Using a single standard to classify data across a system, we can simplify interoperability of systems for privacy operations and users’ rights requests as well as achieve uniform inter-system governance.
4. A privacy policy enforcement engine
Today policy and governance enforcement requires extending an existing Role-Based Access Control (RBAC) or Access Control List (ACL) type system to roll your own fine-grained governance solution, and it still typically acts at the abstract dataset or system level.
A fine grained data policy model should be designed from day one to enforce data access at the individual field level for each entity based on policies managed at the entity level. This granularity is the only way to ensure that privacy rights can be truly enforceable. For this to be possible, however, it needs a scale of interoperability, so integration with a standard policy enforcement model like Open Policy Agent is a key step.
5. Make consent part of validation in front-end frameworks
Today consent is generally dealt with through cookie banners or individual flags set at runtime in a form flow. Consent can and should be a part of the validation module of all front-end frameworks. If we already know at runtime what data is being collected (because we’re validating for it) these same validators could be used to check for context. Tools like the fine-grained data policy model described above would permit any engineer to extend these validations to sensibly check for data type and consent.
We already use validation against field types to generate business logic checks for data type, structure, etc. This must be extended to ensure that field labels ascribe whether consent should be collected automatically and provide a central consent tracking service at application runtime so that user consent is unified throughout application usage. These steps make it harder for systems to accidentally fail to register consent choices or communicate a user’s rights.

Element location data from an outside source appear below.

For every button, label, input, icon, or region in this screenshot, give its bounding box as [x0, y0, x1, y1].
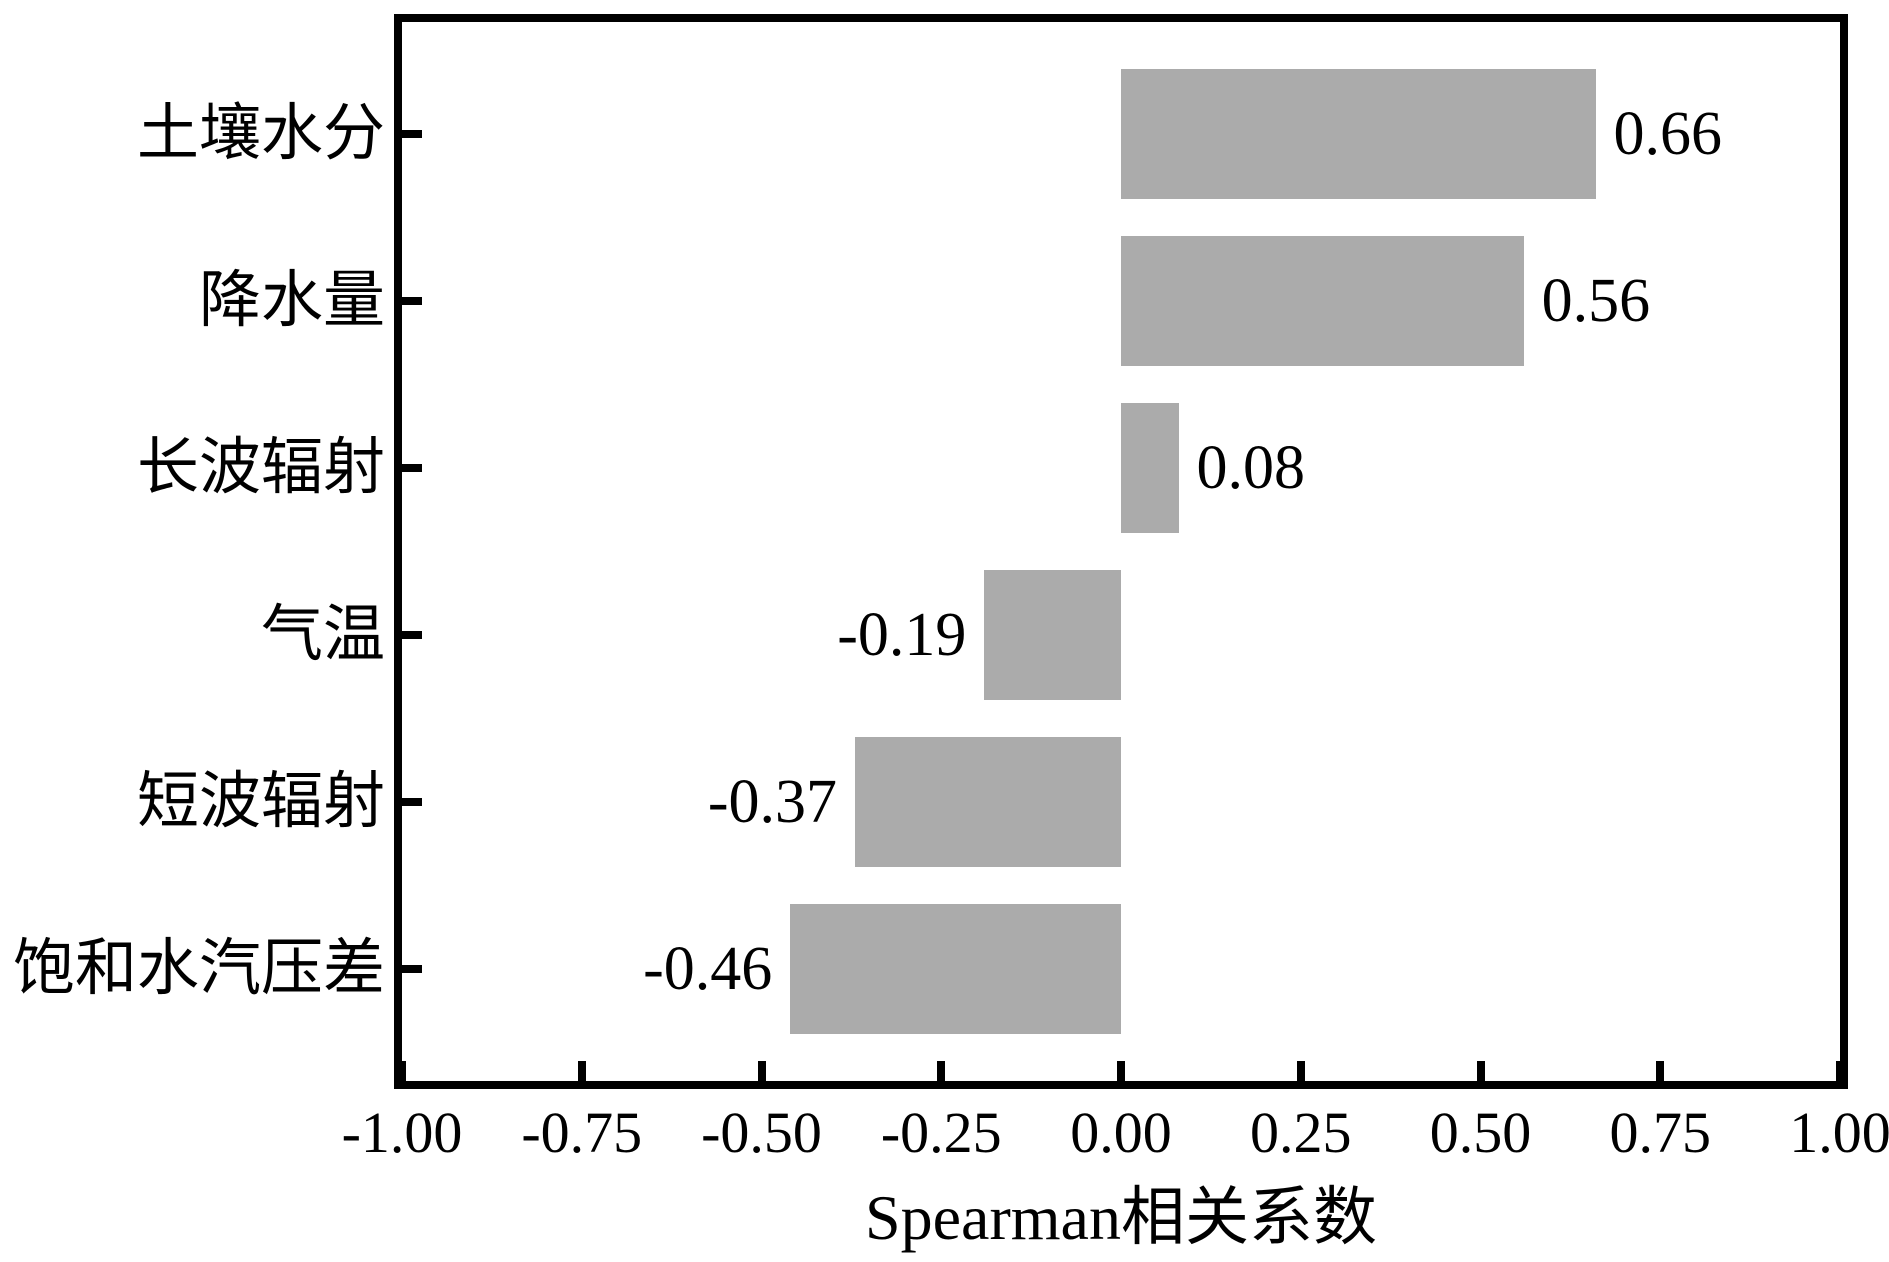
x-tick-label: 0.50 — [1429, 1100, 1532, 1165]
x-tick-label: 0.75 — [1609, 1100, 1712, 1165]
x-axis-tick — [1476, 1061, 1485, 1081]
x-axis-tick — [402, 1061, 406, 1081]
bar — [1121, 403, 1179, 533]
y-axis-tick — [402, 965, 422, 973]
x-axis-tick — [757, 1061, 766, 1081]
y-axis-category-labels: 土壤水分降水量长波辐射气温短波辐射饱和水汽压差 — [0, 0, 402, 1262]
y-axis-tick — [402, 798, 422, 806]
category-label: 土壤水分 — [136, 100, 385, 168]
value-label: 0.66 — [1613, 100, 1723, 168]
x-tick-label: 1.00 — [1789, 1100, 1889, 1165]
category-label: 降水量 — [198, 267, 385, 335]
bar — [790, 904, 1121, 1034]
x-tick-label: 0.25 — [1250, 1100, 1352, 1165]
x-tick-label: 0.00 — [1070, 1100, 1172, 1165]
y-axis-tick — [402, 297, 422, 305]
x-tick-label: -0.25 — [880, 1100, 1002, 1165]
value-label: -0.46 — [643, 935, 773, 1003]
bar — [854, 737, 1121, 867]
value-label: 0.08 — [1196, 434, 1306, 502]
value-label: 0.56 — [1541, 267, 1651, 335]
x-axis-tick — [1656, 1061, 1665, 1081]
x-tick-label: -0.50 — [701, 1100, 822, 1165]
x-axis-tick — [937, 1061, 946, 1081]
category-label: 气温 — [260, 601, 385, 669]
plot-area: 0.66 0.56 0.08 -0.19 -0.37 -0.46 — [394, 14, 1848, 1089]
value-label: -0.37 — [707, 768, 837, 836]
category-label: 长波辐射 — [136, 434, 385, 502]
y-axis-tick — [402, 631, 422, 639]
bar — [1121, 69, 1596, 199]
bar — [1121, 236, 1524, 366]
x-axis-tick — [1836, 1061, 1840, 1081]
category-label: 短波辐射 — [136, 768, 385, 836]
x-axis-tick — [1117, 1061, 1125, 1081]
category-label: 饱和水汽压差 — [12, 935, 385, 1003]
x-axis-title: Spearman相关系数 — [865, 1182, 1377, 1253]
y-axis-tick — [402, 464, 422, 472]
x-tick-label: -0.75 — [521, 1100, 643, 1165]
x-axis-tick — [577, 1061, 586, 1081]
value-label: -0.19 — [837, 601, 967, 669]
bar — [984, 570, 1121, 700]
y-axis-tick — [402, 130, 422, 138]
x-axis-tick — [1296, 1061, 1305, 1081]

6. An immutable privacy log
Every application should persist a hashed record of privacy related actions. Such a log would enable engineers to reliably track user rights and privacy activities through application and user lifecycle and demonstrate the decisions made in the privacy CI pipeline.
Trust through transparency
Transparency and privacy might seem strange bedfellows, but they’re actually closely linked. Think back to Dr. Cavoukian’s sixth principle of privacy by design: visibility and transparency. A commitment to building trustworthy systems applies to the very tools building those systems. Then every engineer, even without deep training, can do a better job of baking privacy into their code while also reducing friction between engineering and legal teams.
As software engineers, we build the systems that billions rely upon for their finances, safety, health and wellbeing. Our tools and processes must reflect the seriousness of our responsibility to respect users’ data. A post-hoc approach to privacy is labor-intensive and risky. It is fundamentally reactive, unable to scale with the rapid growth of the systems that power our world.
By equipping engineers with the tools to implement privacy by design within the SDLC, we build better, safer and more respectful systems. On an operational level, we reduce the pain of fixing issues in production, enabling our teams to focus on innovation instead of scrambling to achieve after-the-fact compliance. On a cultural level, we deliver systems that genuinely earn users’ trust, which are the only systems worth building in the 2020s.
For years, engineers left AppSec as an afterthought. Today, it’s almost impossible to think of the typical SDLC without AppSec embedded into it. We can and must follow a parallel approach with privacy.